Tune the latter according to "onstat -g iov" output:
(sample values)

AIO I/O vps:                                                    
class/vp s io/s totalops dskread dskwrite dskcopy wakeups io/wup
 msc  0 i  0.0      113       0        0       0     114  1.0  
 aio  0 i  0.2   138065  137679      383       0  137945  1.0  
 aio  1 i  0.0      892     483      409       0     803  1.1  
 aio  2 i  0.0      249      24      224       0     133  1.9  
 pio  0 i  0.0       30       0       29       0      65  0.5  
 pio  1 i  0.0       29       0       29       0      30  1.0  
 lio  0 i  0.0      278       0      277       0     312  0.9  
 lio  1 i  0.0      275       0      275       0     276  1.0  

look at the lines that start with "aio": if the most work
("totalops") is done by the first AOI VP(s), then there are enough
of them.

If you have the chance to move to raw devices and KAIO, then do
it.
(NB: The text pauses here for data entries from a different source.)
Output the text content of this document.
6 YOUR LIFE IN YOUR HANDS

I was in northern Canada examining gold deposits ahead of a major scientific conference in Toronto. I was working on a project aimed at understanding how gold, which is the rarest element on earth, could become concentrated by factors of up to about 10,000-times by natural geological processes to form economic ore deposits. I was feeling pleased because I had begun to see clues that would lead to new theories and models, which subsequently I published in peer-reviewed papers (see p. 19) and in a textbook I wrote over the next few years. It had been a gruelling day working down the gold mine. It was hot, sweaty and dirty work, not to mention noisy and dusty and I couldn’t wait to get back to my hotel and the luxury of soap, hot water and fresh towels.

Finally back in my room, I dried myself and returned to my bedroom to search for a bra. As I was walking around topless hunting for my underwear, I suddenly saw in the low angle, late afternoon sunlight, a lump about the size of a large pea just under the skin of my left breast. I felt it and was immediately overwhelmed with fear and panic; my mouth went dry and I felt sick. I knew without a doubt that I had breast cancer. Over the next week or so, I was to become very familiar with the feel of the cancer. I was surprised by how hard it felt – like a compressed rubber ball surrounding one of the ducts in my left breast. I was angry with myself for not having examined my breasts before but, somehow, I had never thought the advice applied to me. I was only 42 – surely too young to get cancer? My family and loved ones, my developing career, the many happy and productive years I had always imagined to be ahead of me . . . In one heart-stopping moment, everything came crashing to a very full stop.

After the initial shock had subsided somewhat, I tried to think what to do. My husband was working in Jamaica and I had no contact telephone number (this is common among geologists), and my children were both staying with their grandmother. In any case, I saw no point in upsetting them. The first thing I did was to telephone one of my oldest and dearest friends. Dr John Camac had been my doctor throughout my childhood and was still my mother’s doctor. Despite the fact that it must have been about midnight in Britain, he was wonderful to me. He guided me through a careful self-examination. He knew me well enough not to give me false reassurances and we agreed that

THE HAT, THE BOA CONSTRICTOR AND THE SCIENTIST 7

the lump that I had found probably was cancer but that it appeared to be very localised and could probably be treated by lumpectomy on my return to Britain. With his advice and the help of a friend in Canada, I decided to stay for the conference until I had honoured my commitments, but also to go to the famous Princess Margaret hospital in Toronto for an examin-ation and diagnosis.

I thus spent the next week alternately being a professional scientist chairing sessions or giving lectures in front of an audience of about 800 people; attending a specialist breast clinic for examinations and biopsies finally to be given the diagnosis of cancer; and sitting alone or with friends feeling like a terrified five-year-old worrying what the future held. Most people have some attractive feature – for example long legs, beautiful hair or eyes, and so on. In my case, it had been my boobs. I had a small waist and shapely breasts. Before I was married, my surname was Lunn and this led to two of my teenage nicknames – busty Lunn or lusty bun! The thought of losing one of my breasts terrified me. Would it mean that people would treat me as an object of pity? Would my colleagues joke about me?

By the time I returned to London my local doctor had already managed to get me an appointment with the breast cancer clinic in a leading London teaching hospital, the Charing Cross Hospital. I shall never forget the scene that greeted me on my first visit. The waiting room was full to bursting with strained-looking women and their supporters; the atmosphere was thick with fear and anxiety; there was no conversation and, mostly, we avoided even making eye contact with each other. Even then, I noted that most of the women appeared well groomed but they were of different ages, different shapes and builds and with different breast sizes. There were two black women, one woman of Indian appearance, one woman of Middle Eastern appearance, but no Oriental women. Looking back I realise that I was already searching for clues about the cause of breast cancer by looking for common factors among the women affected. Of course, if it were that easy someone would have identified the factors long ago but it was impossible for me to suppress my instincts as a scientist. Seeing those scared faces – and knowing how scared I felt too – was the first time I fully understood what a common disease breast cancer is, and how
The same recommendations apply, only set NUMAIOVPS = 2 and
NUMCPUVPS = floor((# of physical CPUs - 1) / 2)[1] if there is
more than one.

Christian
[1] on a server that also runs the application. On a standalone DB
server you can go up to NUMCPUVPS = (# of physical CPUs)
Signature

#include <std_disclaimer.h>
/* The opinions stated above are my own and not
  necessarily those of my employer. */

Apostrof - 23 Nov 2007 14:46 GMT
> From the keyboard of Apostrof <abdullah.ako...@gmail.com>:
>
[quoted text clipped - 57 lines]
> /* The opinions stated above are my own and not
>    necessarily those of my employer. */

i will try those for LRU, CLEANERS and NUMAIOVPS.
there is only one disk for each devices shown in output of sar.
there are two physical cpu's.
by the way what do you mean by "whole database cannot be larger than
four Gig" ? is there any limit for the database size in this release
of informix?

dropping indexes and recreating them after batch utility will not be
useful for me. because users start working as soon as batch utility
finishes its job. index create time will be longer than the
checkpoints.
Christian Knappke - 23 Nov 2007 14:57 GMT
From the keyboard of Apostrof <abdullah.akoglu@gmail.com>:

> by the way what do you mean by "whole database cannot be larger
> than four Gig" ?

I did not mean that the DB cannot grow beyond 4 GB. There are two
chunks that are used. 7.31 chunks cannot be larger than 2 GB. From
that I derived that there is not more than 4 GB data in the DB.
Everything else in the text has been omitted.